La segunda historia que quería contar se refiere a los primeros automóviles a vapor en la Gran Bretaña. En aquel industrioso país, patria de tantas innovaciones en el siglo XIX, inventaron el automóvil a vapor, que en la década de 1830 ya transportaba viajeros. Pero, paradójicamente, el automóvil a vapor tuvo allí, en sus comienzos, muchos enemigos. Los automóviles movidos por el vapor constituían una eficaz competencia a las diligencias, movidas a tracción de sangre, a base de caballos. Desde finales del siglo XVIII, todo el país estaba unido por una red de vías de peaje por las que circulaban ágilmente miles de diligencias. Los conductores de las diligencias y los propietarios de las redes de peaje vieron en el automóvil a su sepulturero. Buscaron alianzas contra la máquina de vapor y la hallaron en los criadores de caballos, que casi todos eran nobles y aristócratas que se sentaban en el Parlamento. La alianza entre los poderosos criadores de caballos y los monopolios de las vías de peaje venció. ¿Qué hicieron? Simplemente aumentaron los peajes de forma astronómica para los transportes de vapor: argumentaban que los transportes de vapor eran muy pesados y destruían las carreteras y caminos. Y además, decían que eran peligrosos. Por ello consiguieron aprobar el Acta de la Bandera Roja, que obligaba a los vehículos a vapor a llevar tres tripulantes, uno de los cuales debía ir delante del vehículo con una bandera roja informando que se acercaba un vehículo peligroso. Además, se les impedía pasar por los puentes y se extendió el rumor que la velocidad es mala para la salud y es causa de locura. La poderosa alianza de criadores de caballos y monopolistas venció, y el automóvil de vapor desapareció. Pero cuando a finales del mismo siglo XIX Edward Butler, un ingenioso granjero, construyó su primer motor a explosión, no pudo fabricarlo para la venta, ya que el Acta de la Bandera Roja se lo impedía. Gran Bretaña no pudo fabricar coches hasta 1896, cuando finalmente la famosa ley fue abolida. Y las diligencias murieron, y con ellas todo el viejo sistema. Ocurrió con el coche lo mismo que con las máquinas de coser: tan sólo entorpecieron el desarrollo en su país, y de ello se aprovecharon los Estados Unidos, que fueron la patria de las máquinas de coser y de los automóviles. Y es que cuando las normas obstaculizan el desarrollo de determinadas novedades que son más eficientes, el futuro se encarga de allanar los obstáculos de forma inmisericorde.

Ahora que hemos mirado a través del retrovisor, ¿entienden qué va a ocurrir con los taxis? ¿Es necesario añadir algún otro comentario?
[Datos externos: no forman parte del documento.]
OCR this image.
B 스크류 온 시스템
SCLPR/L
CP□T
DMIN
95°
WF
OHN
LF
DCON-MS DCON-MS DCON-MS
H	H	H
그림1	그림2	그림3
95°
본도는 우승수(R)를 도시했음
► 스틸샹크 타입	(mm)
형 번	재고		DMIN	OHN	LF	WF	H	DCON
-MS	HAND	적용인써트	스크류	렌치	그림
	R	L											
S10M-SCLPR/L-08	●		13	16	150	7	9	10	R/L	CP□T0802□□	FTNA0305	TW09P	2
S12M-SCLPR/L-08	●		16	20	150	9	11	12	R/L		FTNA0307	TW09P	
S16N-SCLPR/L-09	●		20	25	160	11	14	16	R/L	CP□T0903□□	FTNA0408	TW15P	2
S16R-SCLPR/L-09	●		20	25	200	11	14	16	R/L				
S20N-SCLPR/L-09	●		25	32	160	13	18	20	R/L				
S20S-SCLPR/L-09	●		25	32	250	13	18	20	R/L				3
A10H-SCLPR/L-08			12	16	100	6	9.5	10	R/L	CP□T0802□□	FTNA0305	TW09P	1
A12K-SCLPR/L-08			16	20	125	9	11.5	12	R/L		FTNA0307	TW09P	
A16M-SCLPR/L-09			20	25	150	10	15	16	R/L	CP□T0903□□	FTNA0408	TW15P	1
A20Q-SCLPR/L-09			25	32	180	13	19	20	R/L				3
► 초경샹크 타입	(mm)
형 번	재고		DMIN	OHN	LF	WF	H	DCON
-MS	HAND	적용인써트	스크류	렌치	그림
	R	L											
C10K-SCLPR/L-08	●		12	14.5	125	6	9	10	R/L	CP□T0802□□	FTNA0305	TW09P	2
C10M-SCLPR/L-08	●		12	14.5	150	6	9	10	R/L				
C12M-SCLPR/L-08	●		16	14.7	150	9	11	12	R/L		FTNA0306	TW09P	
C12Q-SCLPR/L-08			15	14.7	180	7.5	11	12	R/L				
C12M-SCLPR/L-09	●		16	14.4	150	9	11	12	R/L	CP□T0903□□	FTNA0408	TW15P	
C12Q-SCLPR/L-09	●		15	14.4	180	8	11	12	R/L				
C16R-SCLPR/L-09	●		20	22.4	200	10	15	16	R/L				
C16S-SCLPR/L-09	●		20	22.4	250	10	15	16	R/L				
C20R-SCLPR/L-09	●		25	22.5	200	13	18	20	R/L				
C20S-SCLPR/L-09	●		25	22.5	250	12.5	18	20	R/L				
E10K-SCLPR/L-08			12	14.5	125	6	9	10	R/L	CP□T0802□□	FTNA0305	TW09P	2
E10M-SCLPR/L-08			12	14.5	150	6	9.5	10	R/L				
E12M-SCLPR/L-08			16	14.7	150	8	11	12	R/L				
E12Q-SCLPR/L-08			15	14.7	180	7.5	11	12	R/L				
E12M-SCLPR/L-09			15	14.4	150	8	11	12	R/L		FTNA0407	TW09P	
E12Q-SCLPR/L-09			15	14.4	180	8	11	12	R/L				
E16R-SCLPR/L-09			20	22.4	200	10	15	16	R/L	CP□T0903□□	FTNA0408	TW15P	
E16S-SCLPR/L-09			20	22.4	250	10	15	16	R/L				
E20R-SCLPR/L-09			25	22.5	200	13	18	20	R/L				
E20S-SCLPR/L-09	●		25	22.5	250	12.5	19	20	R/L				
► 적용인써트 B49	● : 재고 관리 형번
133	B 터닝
Joan Santacana Mestre (Calafell, 1948) es arqueólogo, especialista en museografía y patrimonio y una referencia fundamental en el campo de la museografía didáctica e interactiva. Fue miembro fundador del grupo Historia 13-16 de investigación sobre didáctica de la historia, y su obra científica y divulgativa comprende más de seiscientas publicaciones. Entre sus trabajos como arqueólogo destacan los llevados a cabo en el yacimiento fenicio de Aldovesta y la ciudadela ibérica y el castillo de la Santa Cruz de Calafell. En el campo de la museología, es responsable de numerosos proyectos de intervención a museos, centros de interpretación, conjuntos patrimoniales y yacimientos arqueológicos. Entre ellos destaca el proyecto museológico del Museo de Historia de Cataluña, que fue considerado un ejemplo paradigmático de museología didáctica.